2. Sample size used for the test set and the data provenance (e.g. country of origin of the data, retrospective or prospective)
- Not applicable. This document describes the device itself and its comparison to a predicate, not a performance study on a test set. There is no mention of a "test set" of patients or data.
3. Number of experts used to establish the ground truth for the test set and the qualifications of those experts (e.g. radiologist with 10 years of experience)
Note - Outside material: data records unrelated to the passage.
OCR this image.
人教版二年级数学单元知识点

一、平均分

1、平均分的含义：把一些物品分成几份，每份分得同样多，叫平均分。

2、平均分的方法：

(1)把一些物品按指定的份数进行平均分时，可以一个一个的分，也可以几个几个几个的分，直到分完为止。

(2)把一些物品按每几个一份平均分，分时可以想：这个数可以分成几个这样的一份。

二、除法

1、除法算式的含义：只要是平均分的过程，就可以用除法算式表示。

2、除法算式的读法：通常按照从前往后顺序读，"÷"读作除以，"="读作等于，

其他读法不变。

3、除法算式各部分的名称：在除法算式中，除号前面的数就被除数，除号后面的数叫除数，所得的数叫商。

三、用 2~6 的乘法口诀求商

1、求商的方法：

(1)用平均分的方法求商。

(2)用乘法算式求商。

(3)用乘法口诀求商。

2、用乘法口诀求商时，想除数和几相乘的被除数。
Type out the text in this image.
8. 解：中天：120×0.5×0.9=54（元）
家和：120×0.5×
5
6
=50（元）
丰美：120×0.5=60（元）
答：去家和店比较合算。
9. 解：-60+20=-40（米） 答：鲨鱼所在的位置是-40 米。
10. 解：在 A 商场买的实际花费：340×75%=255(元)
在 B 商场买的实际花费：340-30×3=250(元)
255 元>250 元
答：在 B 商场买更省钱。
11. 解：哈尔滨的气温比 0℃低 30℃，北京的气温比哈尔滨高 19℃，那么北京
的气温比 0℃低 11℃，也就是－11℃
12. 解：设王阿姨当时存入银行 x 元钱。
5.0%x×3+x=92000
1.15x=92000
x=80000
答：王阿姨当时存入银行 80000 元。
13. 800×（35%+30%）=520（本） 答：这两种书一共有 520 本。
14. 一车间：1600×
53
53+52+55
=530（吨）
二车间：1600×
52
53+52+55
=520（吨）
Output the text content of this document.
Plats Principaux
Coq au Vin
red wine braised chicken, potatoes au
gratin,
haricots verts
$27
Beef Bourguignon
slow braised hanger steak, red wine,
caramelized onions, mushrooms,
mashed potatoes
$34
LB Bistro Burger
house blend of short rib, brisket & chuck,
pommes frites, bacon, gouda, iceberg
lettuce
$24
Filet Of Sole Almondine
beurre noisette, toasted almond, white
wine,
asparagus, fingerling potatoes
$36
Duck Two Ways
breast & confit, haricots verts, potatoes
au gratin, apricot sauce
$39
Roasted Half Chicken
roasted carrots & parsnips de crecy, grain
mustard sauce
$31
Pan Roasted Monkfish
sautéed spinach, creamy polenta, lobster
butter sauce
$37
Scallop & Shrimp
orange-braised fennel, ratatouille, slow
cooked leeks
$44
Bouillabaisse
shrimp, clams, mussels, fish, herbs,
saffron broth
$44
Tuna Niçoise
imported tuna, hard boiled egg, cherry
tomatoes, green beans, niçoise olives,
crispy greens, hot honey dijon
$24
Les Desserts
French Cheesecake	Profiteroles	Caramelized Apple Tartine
- Not applicable. Ground truth establishment for a test set is not relevant to a 510(k) substantial equivalence submission for this type of device. The "ground truth" here is essentially the characteristics of the predicate device.
4. Adjudication method (e.g. 2+1, 3+1, none) for the test set
- Not applicable. No test set or adjudication process is described.
5. If a multi reader multi case (MRMC) comparative effectiveness study was done, If so, what was the effect size of how much human readers improve with AI vs without AI assistance
- Not applicable. This device is a fiber optic endoillumination probe, a physical medical device for illumination during surgery, not an AI or diagnostic imaging device that would involve human readers or AI assistance.
6. If a standalone (i.e. algorithm only without human-in-the-loop performance) was done
- Not applicable. This device is a physical surgical tool, not an algorithm.
7. The type of ground truth used (expert consensus, pathology, outcomes data, etc)
- For the purpose of substantial equivalence: The "ground truth" is the established characteristics and performance of the predicate device (Infinitech, Inc. Fiber Optic Probe, K870942). The claim is that the new device is functionally identical or very similar.
8. The sample size for the training set
- Not applicable. There is no training set mentioned, as this is not a machine learning or AI device.
9. How the ground truth for the training set was established
- Not applicable. No training set is involved.